Slow, stinging tears filled Ellen’s eyes, and her head sank low and lower.

“Yes—he did,” she murmured, tremulously.

“Ahuh! Wal, thet accounts,” replied Isbel, wonderingly. “Too bad! ... It might have been.... A man always sees—different when—he’s dyin’.... If I had—my life—to live over again! ... My poor kids—deserted in their babyhood—ruined for life! All for nothin’.... May God forgive—”

Then he choked and whispered for water.

Ellen laid his head back and, rising, she took his sombrero and started hurriedly down the slope, making dust fly and rocks roll. Her mind was a seething ferment. Leaping, bounding, sliding down the weathered slope, she gained the bench, to run across that, and so on down into the open canyon to the willow-bordered brook. Here she filled the sombrero with water and started back, forced now to walk slowly and carefully. It was then, with the violence and fury of intense muscular activity denied her, that the tremendous import of Bill Isbel’s revelation burst upon her very flesh and blood and transfiguring the very world of golden light and azure sky and speaking forestland that encompassed her.

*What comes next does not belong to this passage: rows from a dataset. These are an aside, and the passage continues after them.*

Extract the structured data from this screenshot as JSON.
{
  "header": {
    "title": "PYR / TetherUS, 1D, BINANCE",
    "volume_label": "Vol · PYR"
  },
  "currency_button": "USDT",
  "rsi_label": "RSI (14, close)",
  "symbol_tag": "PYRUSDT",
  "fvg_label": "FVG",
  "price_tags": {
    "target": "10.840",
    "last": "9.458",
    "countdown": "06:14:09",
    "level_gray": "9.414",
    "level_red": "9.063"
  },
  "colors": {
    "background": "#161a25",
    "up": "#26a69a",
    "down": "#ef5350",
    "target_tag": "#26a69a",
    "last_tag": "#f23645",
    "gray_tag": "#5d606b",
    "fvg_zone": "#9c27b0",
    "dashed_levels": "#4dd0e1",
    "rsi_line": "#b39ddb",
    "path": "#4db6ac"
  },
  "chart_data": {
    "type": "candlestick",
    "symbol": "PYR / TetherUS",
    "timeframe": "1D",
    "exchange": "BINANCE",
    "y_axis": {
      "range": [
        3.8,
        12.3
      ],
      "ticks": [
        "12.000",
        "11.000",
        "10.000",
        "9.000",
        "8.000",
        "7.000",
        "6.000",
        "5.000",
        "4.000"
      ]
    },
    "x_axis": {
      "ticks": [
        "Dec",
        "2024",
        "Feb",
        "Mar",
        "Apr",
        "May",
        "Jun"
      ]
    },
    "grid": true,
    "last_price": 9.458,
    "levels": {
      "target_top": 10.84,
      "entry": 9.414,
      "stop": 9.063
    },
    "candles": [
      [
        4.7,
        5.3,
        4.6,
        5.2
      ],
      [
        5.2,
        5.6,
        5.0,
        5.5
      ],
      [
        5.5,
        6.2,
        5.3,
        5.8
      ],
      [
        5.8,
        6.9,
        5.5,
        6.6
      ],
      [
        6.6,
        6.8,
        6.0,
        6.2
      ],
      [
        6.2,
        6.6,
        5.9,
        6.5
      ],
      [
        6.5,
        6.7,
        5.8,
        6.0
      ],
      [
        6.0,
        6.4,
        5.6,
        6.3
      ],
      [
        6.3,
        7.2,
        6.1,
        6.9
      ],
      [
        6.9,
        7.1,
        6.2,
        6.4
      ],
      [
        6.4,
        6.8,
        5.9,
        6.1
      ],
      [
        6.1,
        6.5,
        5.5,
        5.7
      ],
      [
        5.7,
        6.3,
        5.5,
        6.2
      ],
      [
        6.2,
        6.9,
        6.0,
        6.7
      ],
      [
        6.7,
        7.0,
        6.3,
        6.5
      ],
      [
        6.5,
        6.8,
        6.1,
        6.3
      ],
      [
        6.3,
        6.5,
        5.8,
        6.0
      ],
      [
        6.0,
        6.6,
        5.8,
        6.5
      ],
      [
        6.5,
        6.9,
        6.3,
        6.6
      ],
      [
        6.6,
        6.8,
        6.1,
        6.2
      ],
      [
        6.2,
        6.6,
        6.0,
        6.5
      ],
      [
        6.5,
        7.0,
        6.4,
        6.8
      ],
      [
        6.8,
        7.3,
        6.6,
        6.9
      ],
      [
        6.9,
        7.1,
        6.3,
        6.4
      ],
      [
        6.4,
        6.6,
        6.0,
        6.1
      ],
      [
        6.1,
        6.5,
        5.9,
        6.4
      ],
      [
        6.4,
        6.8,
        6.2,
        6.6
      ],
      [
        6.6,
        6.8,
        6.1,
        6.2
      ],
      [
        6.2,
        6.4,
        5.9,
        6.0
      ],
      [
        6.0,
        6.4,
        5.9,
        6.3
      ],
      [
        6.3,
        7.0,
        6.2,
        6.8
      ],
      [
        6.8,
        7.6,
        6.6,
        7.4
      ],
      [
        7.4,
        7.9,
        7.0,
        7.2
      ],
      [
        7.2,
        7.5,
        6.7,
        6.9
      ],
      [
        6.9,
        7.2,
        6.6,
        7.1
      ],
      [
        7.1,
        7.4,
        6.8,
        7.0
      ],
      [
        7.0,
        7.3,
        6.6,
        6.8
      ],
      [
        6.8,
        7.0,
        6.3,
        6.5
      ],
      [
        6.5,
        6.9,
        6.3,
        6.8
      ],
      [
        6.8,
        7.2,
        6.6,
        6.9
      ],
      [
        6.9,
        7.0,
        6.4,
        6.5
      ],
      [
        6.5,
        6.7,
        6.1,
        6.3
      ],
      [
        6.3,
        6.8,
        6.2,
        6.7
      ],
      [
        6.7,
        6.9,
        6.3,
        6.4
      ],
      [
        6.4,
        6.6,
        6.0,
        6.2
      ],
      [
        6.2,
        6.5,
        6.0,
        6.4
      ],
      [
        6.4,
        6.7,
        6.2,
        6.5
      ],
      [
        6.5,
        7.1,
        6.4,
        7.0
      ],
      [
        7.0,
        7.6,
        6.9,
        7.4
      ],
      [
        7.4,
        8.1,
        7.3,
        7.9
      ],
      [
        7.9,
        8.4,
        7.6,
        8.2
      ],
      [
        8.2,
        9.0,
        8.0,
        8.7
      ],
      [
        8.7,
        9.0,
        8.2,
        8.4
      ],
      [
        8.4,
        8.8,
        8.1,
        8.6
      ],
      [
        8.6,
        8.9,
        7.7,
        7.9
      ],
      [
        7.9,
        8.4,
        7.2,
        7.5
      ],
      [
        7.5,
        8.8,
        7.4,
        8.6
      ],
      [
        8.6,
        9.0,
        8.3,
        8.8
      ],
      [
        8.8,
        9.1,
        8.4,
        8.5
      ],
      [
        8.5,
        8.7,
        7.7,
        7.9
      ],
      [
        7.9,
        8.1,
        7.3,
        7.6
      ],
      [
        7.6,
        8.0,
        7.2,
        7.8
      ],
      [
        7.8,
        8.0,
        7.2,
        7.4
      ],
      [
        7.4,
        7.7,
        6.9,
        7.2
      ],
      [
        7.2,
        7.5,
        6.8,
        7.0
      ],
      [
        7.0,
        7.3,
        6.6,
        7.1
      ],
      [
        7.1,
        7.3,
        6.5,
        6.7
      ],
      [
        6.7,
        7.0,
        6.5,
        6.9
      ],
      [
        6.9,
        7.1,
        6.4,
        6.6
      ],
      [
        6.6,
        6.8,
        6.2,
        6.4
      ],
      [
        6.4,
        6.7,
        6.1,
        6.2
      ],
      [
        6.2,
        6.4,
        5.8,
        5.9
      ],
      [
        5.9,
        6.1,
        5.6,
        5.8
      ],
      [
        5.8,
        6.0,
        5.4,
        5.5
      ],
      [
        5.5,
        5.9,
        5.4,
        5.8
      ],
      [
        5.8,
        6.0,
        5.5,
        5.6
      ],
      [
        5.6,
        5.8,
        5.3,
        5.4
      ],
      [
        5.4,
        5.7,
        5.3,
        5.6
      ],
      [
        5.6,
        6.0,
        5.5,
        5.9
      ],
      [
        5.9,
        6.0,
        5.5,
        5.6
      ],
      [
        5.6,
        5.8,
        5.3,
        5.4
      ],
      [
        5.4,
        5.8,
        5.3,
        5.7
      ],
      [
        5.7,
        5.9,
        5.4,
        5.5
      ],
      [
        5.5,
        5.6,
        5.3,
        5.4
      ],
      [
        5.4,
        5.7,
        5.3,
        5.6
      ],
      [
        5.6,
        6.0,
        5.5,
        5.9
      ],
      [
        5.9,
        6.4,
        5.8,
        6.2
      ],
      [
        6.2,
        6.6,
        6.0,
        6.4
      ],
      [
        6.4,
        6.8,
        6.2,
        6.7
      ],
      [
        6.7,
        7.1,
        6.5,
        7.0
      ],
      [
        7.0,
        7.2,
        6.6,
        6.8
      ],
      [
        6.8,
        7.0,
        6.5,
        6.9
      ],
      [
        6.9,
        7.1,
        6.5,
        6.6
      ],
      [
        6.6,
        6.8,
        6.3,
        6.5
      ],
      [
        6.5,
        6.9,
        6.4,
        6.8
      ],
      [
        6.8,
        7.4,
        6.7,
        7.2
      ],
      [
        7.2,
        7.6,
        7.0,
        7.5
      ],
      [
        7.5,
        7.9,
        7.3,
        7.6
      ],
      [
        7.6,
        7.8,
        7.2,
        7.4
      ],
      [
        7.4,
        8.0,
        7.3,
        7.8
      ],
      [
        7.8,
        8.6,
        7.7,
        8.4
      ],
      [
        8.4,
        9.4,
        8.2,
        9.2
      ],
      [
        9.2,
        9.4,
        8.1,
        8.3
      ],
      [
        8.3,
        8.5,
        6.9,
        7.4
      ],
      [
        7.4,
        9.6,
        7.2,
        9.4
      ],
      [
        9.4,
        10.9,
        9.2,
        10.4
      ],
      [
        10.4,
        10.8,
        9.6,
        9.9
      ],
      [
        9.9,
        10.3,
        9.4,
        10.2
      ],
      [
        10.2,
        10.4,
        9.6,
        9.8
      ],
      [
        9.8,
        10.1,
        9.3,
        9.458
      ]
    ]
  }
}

Not a drop of the precious water did she spill. Not a misstep did she make. Yet so great was the spell upon her that she was not aware she had climbed the steep slope until the dog yelped his welcome. Then with all the flood of her emotion surging and resurging she knelt to allay the parching thirst of this dying enemy whose words had changed frailty to strength, hate to love, and, the gloomy hell of despair to something unutterable. But she had returned too late. Bill Isbel was dead.

CHAPTER XIII

Jean Isbel, holding the wolf-dog Shepp in leash, was on the trail of the most dangerous of Jorth’s gang, the gunman Queen. Dark drops of blood on the stones and plain tracks of a rider’s sharp-heeled boots behind coverts indicated the trail of a wounded, slow-traveling fugitive. Therefore, Jean Isbel held in the dog and proceeded with the wary eye and watchful caution of an Indian.